Table of Contents
GPUDirect RDMA (Remote Direct Memory Access) is a technology that enables a direct path for data exchange between the GPU and a third-party peer device using standard features of PCI Express.
The NVIDIA GPU driver package provides a kernel module, nvidia-peermem, which provides Mellanox InfiniBand based HCAs (Host Channel Adapters) direct peer-to-peer read and write access to the NVIDIA GPU's video memory. It allows GPUDirect RDMA-based applications to use GPU computing power with the RDMA interconnect without needing to copy data to host memory.
This capability is supported with Mellanox ConnectX-3 VPI or newer adapters. It works with both InfiniBand and RoCE (RDMA over Converged Ethernet) technologies.
Mellanox OFED (Open Fabrics Enterprise Distribution) or MOFED, introduces an API between the InfiniBand Core and peer memory clients such as NVIDIA GPUs. The nvidia-peermem module registers the NVIDIA GPU with the InfiniBand subsystem by using peer-to-peer APIs provided by the NVIDIA GPU driver.
This module, originally maintained by Mellanox on GitHub, is now included with the NVIDIA Linux GPU driver. The original GitHub project at https://github.com/Mellanox/nv_peer_memory should be considered deprecated and only critical bugs will be addressed for existing installations.

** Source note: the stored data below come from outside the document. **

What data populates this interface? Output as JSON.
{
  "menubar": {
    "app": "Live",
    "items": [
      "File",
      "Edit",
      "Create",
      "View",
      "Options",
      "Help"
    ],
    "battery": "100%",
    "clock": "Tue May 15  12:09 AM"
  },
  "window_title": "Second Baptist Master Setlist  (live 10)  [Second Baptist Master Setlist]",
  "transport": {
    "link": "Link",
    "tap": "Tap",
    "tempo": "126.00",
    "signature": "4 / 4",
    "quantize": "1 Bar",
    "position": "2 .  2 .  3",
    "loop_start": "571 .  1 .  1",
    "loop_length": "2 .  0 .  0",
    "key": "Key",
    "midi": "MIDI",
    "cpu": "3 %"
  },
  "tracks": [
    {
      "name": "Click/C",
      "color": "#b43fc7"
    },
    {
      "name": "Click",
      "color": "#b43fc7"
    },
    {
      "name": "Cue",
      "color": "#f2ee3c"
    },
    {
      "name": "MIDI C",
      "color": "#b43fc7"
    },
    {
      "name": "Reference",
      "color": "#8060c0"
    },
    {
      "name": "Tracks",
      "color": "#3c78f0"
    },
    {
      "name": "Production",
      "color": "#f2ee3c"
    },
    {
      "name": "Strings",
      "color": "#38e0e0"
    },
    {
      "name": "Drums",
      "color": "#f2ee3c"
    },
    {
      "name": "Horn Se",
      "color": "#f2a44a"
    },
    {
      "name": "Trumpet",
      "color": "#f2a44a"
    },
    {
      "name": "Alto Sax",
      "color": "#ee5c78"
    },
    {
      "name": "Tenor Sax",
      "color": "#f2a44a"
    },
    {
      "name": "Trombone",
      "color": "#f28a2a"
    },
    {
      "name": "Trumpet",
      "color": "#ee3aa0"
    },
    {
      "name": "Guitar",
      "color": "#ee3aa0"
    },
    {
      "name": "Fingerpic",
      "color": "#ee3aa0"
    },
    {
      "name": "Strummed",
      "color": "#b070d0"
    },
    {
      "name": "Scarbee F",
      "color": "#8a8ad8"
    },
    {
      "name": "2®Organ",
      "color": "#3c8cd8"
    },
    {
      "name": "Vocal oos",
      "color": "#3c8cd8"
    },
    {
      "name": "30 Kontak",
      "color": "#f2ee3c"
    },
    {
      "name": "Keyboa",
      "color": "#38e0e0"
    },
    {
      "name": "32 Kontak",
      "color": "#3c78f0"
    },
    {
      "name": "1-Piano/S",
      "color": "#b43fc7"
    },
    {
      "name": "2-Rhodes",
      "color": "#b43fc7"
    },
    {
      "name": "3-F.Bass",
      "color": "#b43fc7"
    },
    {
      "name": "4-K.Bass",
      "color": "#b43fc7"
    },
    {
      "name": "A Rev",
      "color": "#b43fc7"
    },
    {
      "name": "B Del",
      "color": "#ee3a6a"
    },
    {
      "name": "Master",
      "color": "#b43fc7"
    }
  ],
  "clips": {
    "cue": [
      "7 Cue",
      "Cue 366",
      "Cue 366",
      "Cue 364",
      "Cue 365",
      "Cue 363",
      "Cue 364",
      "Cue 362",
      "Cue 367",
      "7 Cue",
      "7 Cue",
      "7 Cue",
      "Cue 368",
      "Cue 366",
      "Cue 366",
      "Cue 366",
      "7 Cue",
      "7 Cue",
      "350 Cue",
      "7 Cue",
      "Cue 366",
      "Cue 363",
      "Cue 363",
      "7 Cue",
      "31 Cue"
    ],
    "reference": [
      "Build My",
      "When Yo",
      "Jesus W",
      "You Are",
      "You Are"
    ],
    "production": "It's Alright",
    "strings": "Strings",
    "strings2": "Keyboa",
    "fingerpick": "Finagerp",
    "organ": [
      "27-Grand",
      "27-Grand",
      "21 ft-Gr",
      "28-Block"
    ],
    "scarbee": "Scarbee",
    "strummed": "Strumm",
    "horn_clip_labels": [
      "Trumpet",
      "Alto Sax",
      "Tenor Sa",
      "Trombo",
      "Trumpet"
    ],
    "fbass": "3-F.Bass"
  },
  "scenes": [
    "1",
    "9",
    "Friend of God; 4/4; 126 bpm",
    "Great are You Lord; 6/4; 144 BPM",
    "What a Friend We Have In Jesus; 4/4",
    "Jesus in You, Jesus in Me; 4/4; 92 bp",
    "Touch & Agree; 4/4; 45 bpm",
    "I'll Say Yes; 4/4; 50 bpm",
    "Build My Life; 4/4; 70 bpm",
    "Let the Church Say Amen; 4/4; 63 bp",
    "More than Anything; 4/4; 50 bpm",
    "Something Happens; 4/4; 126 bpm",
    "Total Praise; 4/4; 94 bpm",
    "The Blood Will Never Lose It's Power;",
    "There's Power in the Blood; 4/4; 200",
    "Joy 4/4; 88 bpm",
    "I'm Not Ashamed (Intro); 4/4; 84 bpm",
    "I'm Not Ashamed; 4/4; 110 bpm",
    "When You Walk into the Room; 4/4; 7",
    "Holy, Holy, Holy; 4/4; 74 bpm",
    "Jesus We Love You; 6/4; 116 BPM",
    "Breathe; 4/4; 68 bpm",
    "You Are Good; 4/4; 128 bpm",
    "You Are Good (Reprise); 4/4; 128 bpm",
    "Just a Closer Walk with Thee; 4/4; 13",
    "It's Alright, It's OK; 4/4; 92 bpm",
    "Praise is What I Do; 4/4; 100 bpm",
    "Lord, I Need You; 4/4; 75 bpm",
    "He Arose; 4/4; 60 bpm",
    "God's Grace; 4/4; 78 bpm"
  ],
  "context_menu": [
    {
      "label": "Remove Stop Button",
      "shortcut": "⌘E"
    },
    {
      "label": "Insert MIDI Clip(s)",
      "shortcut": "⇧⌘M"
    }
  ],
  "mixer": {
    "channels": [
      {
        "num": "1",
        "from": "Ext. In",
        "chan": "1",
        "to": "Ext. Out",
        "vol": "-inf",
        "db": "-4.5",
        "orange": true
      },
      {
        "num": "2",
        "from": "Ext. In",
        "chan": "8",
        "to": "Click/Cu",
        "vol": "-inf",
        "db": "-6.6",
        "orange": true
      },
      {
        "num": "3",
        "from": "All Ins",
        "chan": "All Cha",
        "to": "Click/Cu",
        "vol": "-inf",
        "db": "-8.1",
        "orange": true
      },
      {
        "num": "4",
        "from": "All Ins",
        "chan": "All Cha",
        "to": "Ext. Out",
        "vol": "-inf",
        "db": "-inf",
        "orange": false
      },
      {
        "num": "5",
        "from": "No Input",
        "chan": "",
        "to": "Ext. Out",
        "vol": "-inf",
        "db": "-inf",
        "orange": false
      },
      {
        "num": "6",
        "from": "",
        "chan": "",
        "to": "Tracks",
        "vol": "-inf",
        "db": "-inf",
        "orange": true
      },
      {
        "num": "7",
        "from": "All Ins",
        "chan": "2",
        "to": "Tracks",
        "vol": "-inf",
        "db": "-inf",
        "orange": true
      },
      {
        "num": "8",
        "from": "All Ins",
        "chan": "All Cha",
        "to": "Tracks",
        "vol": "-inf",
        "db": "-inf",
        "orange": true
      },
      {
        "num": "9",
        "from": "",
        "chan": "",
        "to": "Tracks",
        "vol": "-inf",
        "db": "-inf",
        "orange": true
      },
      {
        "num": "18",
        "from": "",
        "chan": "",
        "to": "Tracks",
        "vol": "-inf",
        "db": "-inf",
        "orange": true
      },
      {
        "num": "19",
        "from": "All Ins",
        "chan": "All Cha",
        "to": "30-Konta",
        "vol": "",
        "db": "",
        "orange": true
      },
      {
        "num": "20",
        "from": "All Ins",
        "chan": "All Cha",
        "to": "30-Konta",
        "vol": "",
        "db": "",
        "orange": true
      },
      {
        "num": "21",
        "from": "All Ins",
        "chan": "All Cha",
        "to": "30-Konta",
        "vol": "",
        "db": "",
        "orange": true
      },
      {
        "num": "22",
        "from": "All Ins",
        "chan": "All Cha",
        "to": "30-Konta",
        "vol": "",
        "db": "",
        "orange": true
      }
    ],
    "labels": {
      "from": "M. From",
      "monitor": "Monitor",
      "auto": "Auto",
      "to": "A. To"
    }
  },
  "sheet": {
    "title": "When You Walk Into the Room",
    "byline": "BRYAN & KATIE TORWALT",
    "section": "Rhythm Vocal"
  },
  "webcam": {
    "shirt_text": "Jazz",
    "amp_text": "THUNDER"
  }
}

The kernel must have the required support for RDMA peer memory either through additional patches to the kernel or via Mellanox OFED package (MOFED) as a prerequisite for loading and using nvidia-peermem.
It is possible that the nv_peer_mem module from the GitHub project may be installed and loaded on the system. Installation of nvidia-peermem will not affect the functionality of the existing nv_peer_mem module. But, to load and use nvidia-peermem, users must disable the nv_peer_mem service. Additionally, it is encouraged to uninstall the nv_peer_mem package to avoid any conflict with nvidia-peermem since only one module can be loaded at any time.
Stop the nv_peer_mem service:
# service nv_peer_mem stop
Check if nv_peer_mem.ko is still loaded after stopping the service:
# lsmod | grep nv_peer_mem
If nv_peer_mem.ko is still loaded, unload it with:
# rmmod nv_peer_mem
Uninstall nv_peer_mem package:
For DEB based OS:
# dpkg -P nvidia-peer-memory
# dpkg -P nvidia-peer-memory-dkms
For RPM based OS:
# rpm -e nvidia_peer_memory
After ensuring kernel support and installing the GPU driver, nvidia-peermem can be loaded with the following command with root privileges in a terminal window:
# modprobe nvidia-peermem
Note: If the NVIDIA GPU driver is installed before MOFED, the GPU driver must be uninstalled and installed again to make sure nvidia-peermem is compiled with the RDMA APIs that are provided by MOFED.